Diversidade nas agências de comunicação


A General Mills, dona da Häagen-Dazs, estabeleceu um novo critério para contratação de agências de publicidade. A partir de agora, quem cuidar da comunicação das marcas do grupo vai precisar oferecer mais que apenas preço, criatividade e capacidade de entrega. A questão da diversidade passou a contar na avaliação dos novos parceiros.
A medida tem alvo certo: os departamentos de criação das agências, ainda predominantemente brancos e masculinos. Pelas novas regras da General Mills, será preciso garantir pelo menos 50% de mulheres e 20% de negros entre os funcionários deste setor. A empresa entende que é preciso focar na criação e que outros departamentos, como o atendimento e o planejamento das agências, já contam com mais diversidade nas equipes.

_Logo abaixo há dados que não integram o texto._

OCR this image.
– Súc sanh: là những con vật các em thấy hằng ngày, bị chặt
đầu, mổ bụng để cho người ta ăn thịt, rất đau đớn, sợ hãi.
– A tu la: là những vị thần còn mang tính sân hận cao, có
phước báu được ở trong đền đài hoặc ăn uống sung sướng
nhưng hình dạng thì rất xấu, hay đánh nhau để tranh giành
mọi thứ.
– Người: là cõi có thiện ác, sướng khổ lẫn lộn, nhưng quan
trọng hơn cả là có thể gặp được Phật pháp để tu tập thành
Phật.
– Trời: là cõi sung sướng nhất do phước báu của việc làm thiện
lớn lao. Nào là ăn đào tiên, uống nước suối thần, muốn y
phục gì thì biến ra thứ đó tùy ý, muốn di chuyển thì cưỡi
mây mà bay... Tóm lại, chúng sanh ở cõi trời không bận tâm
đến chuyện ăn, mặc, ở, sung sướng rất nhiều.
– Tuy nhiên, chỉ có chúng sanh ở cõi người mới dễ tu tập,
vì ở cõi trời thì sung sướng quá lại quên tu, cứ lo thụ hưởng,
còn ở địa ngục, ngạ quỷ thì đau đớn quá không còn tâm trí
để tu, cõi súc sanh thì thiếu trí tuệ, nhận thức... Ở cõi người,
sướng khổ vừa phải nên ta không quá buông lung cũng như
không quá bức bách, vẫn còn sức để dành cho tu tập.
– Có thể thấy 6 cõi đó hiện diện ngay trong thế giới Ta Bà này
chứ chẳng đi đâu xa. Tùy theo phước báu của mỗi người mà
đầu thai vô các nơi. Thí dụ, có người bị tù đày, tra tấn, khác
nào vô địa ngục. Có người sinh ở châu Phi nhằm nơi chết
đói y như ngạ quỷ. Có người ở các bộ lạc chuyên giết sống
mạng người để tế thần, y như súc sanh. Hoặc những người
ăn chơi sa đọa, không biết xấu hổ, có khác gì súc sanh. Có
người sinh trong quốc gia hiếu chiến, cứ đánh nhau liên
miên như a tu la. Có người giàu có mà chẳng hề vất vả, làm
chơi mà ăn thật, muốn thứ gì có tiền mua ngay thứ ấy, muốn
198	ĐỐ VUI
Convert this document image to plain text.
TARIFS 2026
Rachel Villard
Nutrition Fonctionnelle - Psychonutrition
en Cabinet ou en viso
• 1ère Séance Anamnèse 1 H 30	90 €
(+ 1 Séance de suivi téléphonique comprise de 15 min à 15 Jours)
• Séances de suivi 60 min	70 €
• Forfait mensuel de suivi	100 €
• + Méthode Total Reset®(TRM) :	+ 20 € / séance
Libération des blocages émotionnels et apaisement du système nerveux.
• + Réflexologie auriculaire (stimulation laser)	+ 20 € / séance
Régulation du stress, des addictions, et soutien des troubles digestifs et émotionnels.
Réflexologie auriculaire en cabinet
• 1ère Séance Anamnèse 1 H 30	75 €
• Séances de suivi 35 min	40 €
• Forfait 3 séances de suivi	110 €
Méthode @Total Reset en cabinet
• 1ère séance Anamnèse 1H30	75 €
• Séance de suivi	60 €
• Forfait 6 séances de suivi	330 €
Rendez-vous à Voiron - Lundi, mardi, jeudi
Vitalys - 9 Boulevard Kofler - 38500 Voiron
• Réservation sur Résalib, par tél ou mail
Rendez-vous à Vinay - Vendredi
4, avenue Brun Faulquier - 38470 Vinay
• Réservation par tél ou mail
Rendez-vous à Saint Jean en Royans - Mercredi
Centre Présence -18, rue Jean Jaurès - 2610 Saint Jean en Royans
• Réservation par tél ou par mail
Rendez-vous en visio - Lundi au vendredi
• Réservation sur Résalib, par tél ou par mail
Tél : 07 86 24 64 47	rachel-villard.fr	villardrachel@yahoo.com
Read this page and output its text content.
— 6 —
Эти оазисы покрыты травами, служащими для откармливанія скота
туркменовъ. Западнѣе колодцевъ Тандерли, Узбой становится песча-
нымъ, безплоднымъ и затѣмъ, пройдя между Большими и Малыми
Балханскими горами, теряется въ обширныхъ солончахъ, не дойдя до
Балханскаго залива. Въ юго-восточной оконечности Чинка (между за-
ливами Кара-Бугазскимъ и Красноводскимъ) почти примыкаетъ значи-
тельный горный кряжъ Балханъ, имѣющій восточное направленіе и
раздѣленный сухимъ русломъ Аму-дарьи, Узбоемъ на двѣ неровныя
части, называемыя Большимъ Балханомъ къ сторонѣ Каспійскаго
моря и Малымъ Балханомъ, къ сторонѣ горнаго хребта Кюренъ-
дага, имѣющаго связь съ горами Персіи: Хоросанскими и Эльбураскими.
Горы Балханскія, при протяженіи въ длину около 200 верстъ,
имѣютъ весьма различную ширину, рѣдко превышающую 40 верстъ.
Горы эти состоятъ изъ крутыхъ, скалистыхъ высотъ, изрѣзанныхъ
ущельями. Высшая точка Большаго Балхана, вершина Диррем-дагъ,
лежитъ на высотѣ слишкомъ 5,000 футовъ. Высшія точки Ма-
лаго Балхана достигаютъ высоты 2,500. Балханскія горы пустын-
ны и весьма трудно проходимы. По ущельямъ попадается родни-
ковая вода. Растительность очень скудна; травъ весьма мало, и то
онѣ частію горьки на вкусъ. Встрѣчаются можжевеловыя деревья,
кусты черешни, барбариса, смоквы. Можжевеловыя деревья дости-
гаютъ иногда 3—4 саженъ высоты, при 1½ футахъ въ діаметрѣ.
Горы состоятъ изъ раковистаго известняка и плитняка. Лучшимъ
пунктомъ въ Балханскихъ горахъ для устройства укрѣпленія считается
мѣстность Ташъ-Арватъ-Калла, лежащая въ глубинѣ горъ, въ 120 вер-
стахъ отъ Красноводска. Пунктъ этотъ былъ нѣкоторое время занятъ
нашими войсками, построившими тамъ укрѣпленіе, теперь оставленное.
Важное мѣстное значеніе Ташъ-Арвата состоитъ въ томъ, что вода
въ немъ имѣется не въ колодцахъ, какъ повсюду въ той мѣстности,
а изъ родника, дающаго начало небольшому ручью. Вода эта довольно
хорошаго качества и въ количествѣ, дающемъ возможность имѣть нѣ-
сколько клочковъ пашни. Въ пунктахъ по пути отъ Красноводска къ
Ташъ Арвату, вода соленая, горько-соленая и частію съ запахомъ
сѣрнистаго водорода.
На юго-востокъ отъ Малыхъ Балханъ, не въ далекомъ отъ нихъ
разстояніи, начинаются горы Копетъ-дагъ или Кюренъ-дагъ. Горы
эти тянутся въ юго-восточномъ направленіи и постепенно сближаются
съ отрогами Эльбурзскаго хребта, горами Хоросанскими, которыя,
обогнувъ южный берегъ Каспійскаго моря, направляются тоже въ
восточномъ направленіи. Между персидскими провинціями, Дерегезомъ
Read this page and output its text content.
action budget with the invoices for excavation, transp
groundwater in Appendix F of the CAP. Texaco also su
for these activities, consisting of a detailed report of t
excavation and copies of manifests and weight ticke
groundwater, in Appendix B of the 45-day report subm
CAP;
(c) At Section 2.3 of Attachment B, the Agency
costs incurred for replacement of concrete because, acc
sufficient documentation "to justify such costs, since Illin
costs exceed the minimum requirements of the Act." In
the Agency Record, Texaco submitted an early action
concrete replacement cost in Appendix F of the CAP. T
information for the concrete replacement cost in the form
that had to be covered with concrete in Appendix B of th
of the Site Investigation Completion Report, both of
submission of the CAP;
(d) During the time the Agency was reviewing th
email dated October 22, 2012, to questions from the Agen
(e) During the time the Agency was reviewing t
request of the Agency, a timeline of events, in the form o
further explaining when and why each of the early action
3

A decisão da General Mills pode abrir precedente para um novo momento na indústria da comunicação. As agências, que já têm sido desafiadas a construir peças mais inclusivas e que valorizem a diversidade, agora começam a ser convidadas a olhar para dentro de suas próprias estruturas de trabalho.
No Brasil, a presença de negros nas grandes agências de comunicação está longe de ser representativa da participação deste grupo na sociedade. Em relação às mulheres, há um equilíbrio maior, ainda que desigual: na criação, por exemplo, menos de 20% da força de trabalho é feminina e pouquíssimas mulheres são líderes, segundo pesquisa do jornal Meio & Mensagem.
Mudar esta realidade não é impossível, mas envolve alguma disposição e resiliência. Um bom começo é levantar dados da demografia interna e identificar quais os principais desafios na sua agência. Os diferentes grupos existentes na sociedade estão bem representados? Em caso positivo, eles também se espalham verticalmente pelo organograma, ou seja, ocupam cargos de gestão e participam das decisões estratégicas?
Após o diagnóstico inicial, podem-se definir objetivos e mapear formas de atingi-los. Particularmente, aposto na própria comunicação como forma de sensibilizar as equipes e despertar a necessidade de rever os formatos de contratação, os modelos de trabalho e as próprias convicções dos profissionais.
Tenho tido experiências bastante positivas com treinamentos e workshops sobre diversidade em agências de comunicação. Nessas ocasiões, além de dar informações sobre o tema e convidar representantes dos movimentos de mulheres, LGBT, negros e pessoas com deficiências para falar, é possível desconstruir algumas ideias. Por exemplo, a de que diversidade é algo que está no outro, e não em cada um de nós.
O exercício de despertar a empatia dos comunicadores se reflete depois nas peças que produzem para os clientes e sobretudo num olhar diferente sobre o próprio ambiente de trabalho. É bastante recompensador. E se depender de clientes como a General Mills vai virar regra nas agências de comunicação a partir de agora.